Entre foi, tolérance, et survie d’une civilisation


Bien sûr, nous ne nous arrêtons pas simplement pour pleurer l’héritage de la civilisation andalouse, un patrimoine florissant qui s’est étendu et a rayonné à travers l’Europe. Il est essentiel de se rappeler que des figures religieuses, souvent perçues comme des exceptions dans leur époque, témoignent de la diversité des réactions face aux violences religieuses. Certaines ont cherché à préserver des espaces de tolérance ; d’autres ont tenté de réduire consciemment les souffrances infligées aux musulmans, bien que leur influence ait rarement suffi à arrêter les persécutions massives.


D’une manière ou d’une autre, ces individus ont contribué à la préservation de la culture andalouse, malgré les tentatives d’effacement et d’extermination de son peuple. Parmi eux, certains hommes d’Église, bien que ne défendant pas ouvertement les musulmans, ont joué un rôle discret mais significatif.
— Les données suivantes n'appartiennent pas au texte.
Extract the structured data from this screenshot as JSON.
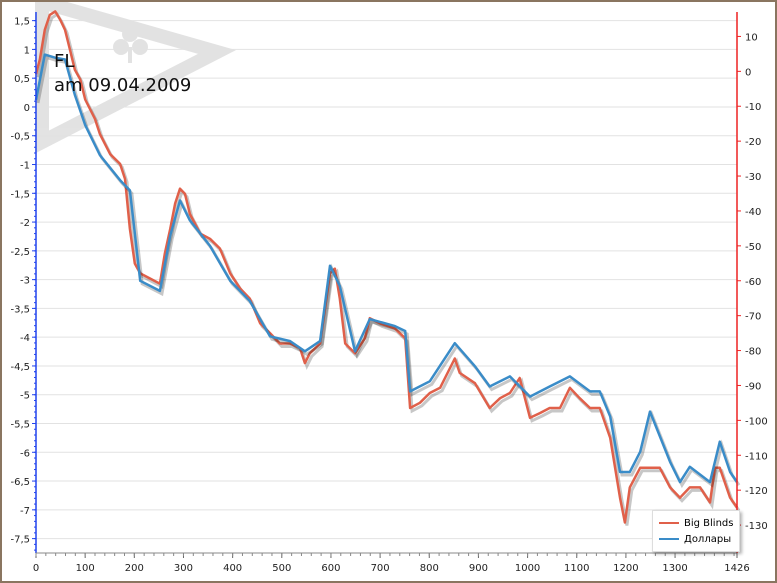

Prenons un instant pour mettre en lumière quelques-unes de ces figures dont l’action, directe ou indirecte, a permis aux racines de l’héritage andalou de perdurer malgré les siècles écoulés.
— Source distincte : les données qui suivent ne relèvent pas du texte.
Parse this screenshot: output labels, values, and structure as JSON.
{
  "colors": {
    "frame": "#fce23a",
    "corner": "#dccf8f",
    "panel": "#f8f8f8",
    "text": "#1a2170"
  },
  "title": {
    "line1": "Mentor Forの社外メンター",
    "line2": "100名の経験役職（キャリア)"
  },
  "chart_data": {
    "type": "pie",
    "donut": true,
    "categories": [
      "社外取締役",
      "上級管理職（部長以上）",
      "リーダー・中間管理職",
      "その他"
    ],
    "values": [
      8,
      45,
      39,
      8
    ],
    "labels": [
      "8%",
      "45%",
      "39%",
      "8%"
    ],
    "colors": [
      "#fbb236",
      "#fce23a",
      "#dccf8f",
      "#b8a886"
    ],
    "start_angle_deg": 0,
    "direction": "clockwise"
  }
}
Les « conversos » et la nouvelle religion forcée


Bien qu’ils ne soient pas des figures religieuses à proprement parler, de nombreux « chrétiens nouveaux », anciens musulmans convertis de force au christianisme, appelés « conversos » ou de manière infamante : « marranes », ont joué un rôle important dans la préservation des traditions culturelles et religieuses musulmanes au sein de la société espagnole. Certains ont mené des actions clandestines pour protéger leurs proches musulmans, des persécutions de l’Inquisition, utilisant leur position chrétienne comme un bouclier.
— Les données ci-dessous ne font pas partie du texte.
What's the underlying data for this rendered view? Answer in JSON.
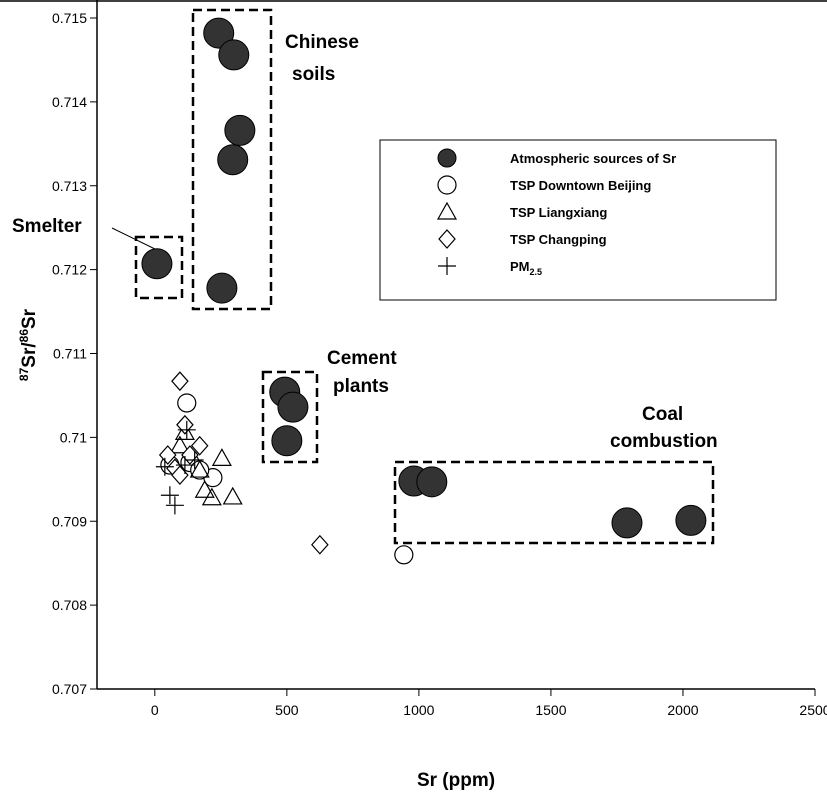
{
  "chart_data": {
    "type": "scatter",
    "xlabel": "Sr (ppm)",
    "ylabel": {
      "sup1": "87",
      "t1": "Sr/",
      "sup2": "86",
      "t2": "Sr"
    },
    "xlim": [
      -200,
      2500
    ],
    "ylim": [
      0.707,
      0.715
    ],
    "xticks": [
      0,
      500,
      1000,
      1500,
      2000,
      2500
    ],
    "yticks": [
      0.707,
      0.708,
      0.709,
      0.71,
      0.711,
      0.712,
      0.713,
      0.714,
      0.715
    ],
    "annotations": {
      "chinese_soils": [
        "Chinese",
        "soils"
      ],
      "smelter": "Smelter",
      "cement_plants": [
        "Cement",
        "plants"
      ],
      "coal_combustion": [
        "Coal",
        "combustion"
      ]
    },
    "series": [
      {
        "name": "Atmospheric sources of Sr",
        "marker": "filled-circle",
        "color": "#333333",
        "x": [
          242,
          299,
          322,
          295,
          254,
          8,
          492,
          523,
          500,
          981,
          1049,
          1788,
          2030
        ],
        "values": [
          0.71482,
          0.71456,
          0.71366,
          0.71331,
          0.71178,
          0.71207,
          0.71054,
          0.71036,
          0.70996,
          0.70948,
          0.70947,
          0.70898,
          0.70901
        ]
      },
      {
        "name": "TSP Downtown Beijing",
        "marker": "circle",
        "color": "#000000",
        "x": [
          121,
          943,
          220,
          57,
          133,
          170
        ],
        "values": [
          0.71041,
          0.7086,
          0.70952,
          0.70967,
          0.7097,
          0.70961
        ]
      },
      {
        "name": "TSP Liangxiang",
        "marker": "triangle",
        "color": "#000000",
        "x": [
          114,
          254,
          189,
          216,
          295,
          95,
          170
        ],
        "values": [
          0.71006,
          0.70975,
          0.70937,
          0.70928,
          0.70929,
          0.7099,
          0.70961
        ]
      },
      {
        "name": "TSP Changping",
        "marker": "diamond",
        "color": "#000000",
        "x": [
          95,
          114,
          625,
          133,
          76,
          49,
          170,
          95
        ],
        "values": [
          0.71067,
          0.71015,
          0.70872,
          0.70979,
          0.70963,
          0.70979,
          0.7099,
          0.70955
        ]
      },
      {
        "name": {
          "t": "PM",
          "sub": "2.5"
        },
        "marker": "plus",
        "color": "#000000",
        "x": [
          38,
          57,
          76,
          121,
          114,
          151
        ],
        "values": [
          0.70965,
          0.70931,
          0.70919,
          0.71009,
          0.70967,
          0.70973
        ]
      }
    ]
  }
}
Ces conversos vivaient souvent dans une double clandestinité, pratiquant secrètement l’islam tout en respectant publiquement les rites chrétiens. Le courage de ces hommes et femmes, bien que souvent passé sous silence dans les récits historiques traditionnels, mérite d’être reconnu.


Des religieux catholiques aux contributions littéraires et culturelles ont joué un rôle significatif dans la préservation du riche patrimoine culturel islamique de l’Andalousie, parfois involontairement. Ces figures ont contribué à maintenir vivantes des idées, des connaissances et des traditions malgré les tentatives d’effacement systématique. Parmi eux, on peut citer :


Fray Luis de León (1527–1591)


Prêtre et poète mystique espagnol, Fray Luis de León fut une figure intellectuelle de premier plan durant la Renaissance en Espagne. Traducteur de textes bibliques, il s’intéressa également à la littérature arabe, se familiarisant avec la langue et la culture des musulmans. Son travail témoigne d’une rare ouverture d’esprit dans une époque où nombre de religieux cherchaient à effacer toute influence islamique. Sa relation avec la culture arabo-musulmane, dans un cadre chrétien, rappelle la complexité des interactions religieuses de cette période.


Le Cardinal Cisneros (1436–1517)


Francisco Jiménez de Cisneros, archevêque de Tolède et conseiller de la reine Isabelle, est souvent associé à la fermeté de la Reconquista. Pourtant, son rôle fut plus nuancé. Réformateur de l’Église, il participa à la préservation de la culture arabe malgré son manque de tolérance religieuse envers les musulmans. Sa publication de la « Polyglotte de Séville », une traduction parallèle de la Bible en plusieurs langues, dont l’arabe, révèle la complexité de sa posture. Son action, bien qu’empreinte d’enjeux politiques et religieux, laisse entrevoir une relation ambiguë avec l’héritage musulman.


Ces figures, chacune à leur manière, témoignent de la richesse des interactions humaines et religieuses dans l’Espagne d’alors, même en des temps marqués par l’intolérance et les conflits.



*Article paru dans le n°48 de notre magazine Iqra.